Jika politik dimengerti sebagai kawasan di mana harus diusahakan agar kebijakan umum membikin setiap orang diperlakukan sama dan mendapatkan kesempatan yang sama untuk menempuh hidup yang wajar (adil dan sejahtera), segera akan disadari betapa rumit tugas menegakkan prinsip politik semacam itu. Tugas utama DPR bikin undang-undang (UU) atau bikin kebijakan publik, yang lazimnya dikaitkan dengan arus dana pemerintah [fiskal dan APBN] beserta kontrol pada pelaksanaan semua segi pemerintahan.
Dalam kaitan dengan UU, produk itu adalah hasil kerja DPR dan pemerintah.
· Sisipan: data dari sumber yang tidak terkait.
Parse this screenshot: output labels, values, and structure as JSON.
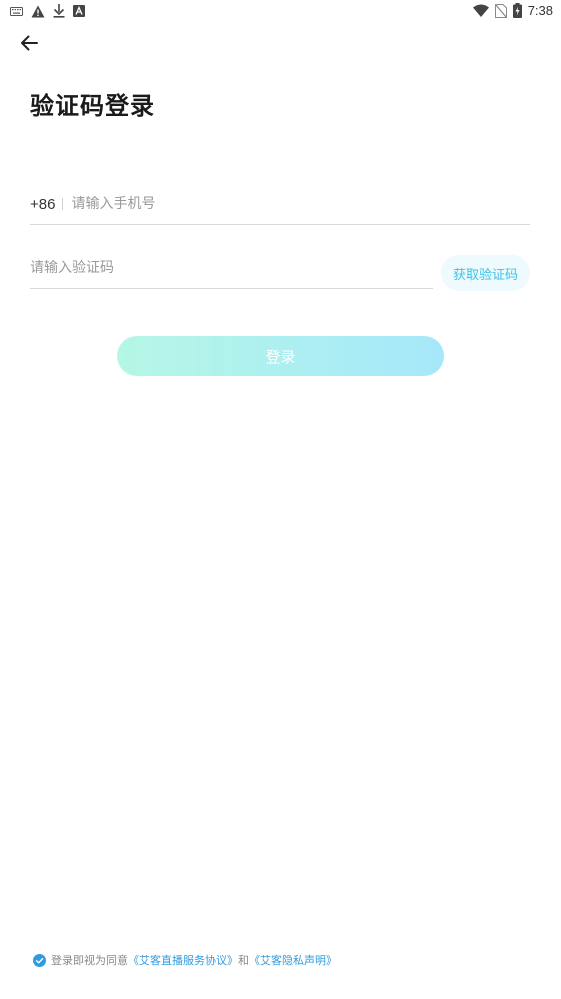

Jika seandainya ada pelanggaran UU, entah pidana entah perdata, tentulah akan tautologis saja jika sang wakil terus-menerus mengacu pada ayat dan pasal UU. Ini menjadikan DPR sebagai sebuah sistem tertutup yang bersifat self referential. Padahal, acuan DPR adalah ”adil dan sejahtera” alias kepentingan umum, publik. Jika para wakil itu dalam seluruh sepak terjangnya berbunyi terus- menerus secara ayat dan pasal, harus dimengerti mental ”legalisitik” yang sedang terjadi.
Legalisme itu dalam politik menjadi hal yang merugikan karena dengan itu, semua wakil ini terus-menerus akan menunjuk pada ”norma” dan bukan pada kenyataan yang sedang dan terus terjadi di masyarakat. Di segi yang lain, tiba-tiba saja para wakil itu seakan menjadi bukan sedang menjalankan fungsi legislasi dalam artinya yang terhormat dan mulia, melainkan sekadar menjadi tukang pidato atau pokrol bambu.
Tak pernah tampak di DPR kita sekarang bertumbuhnya kaidah juristik dalam perdebatan mereka. Juristik maksudnya adalah pandangan yang luas bahwa hukum positif adalah cuma sebagian dari keseluruhan corpus iuristici, kebijakan Nabi Sulaiman! Kretinisme parlementer maksudnya adalah jiwa dan roh yang besar tak bisa ditampung oleh tubuh kerdil [politik] dan nyata. Akibat dari kedua penyakit di atas itulah yang disebut kretinisme.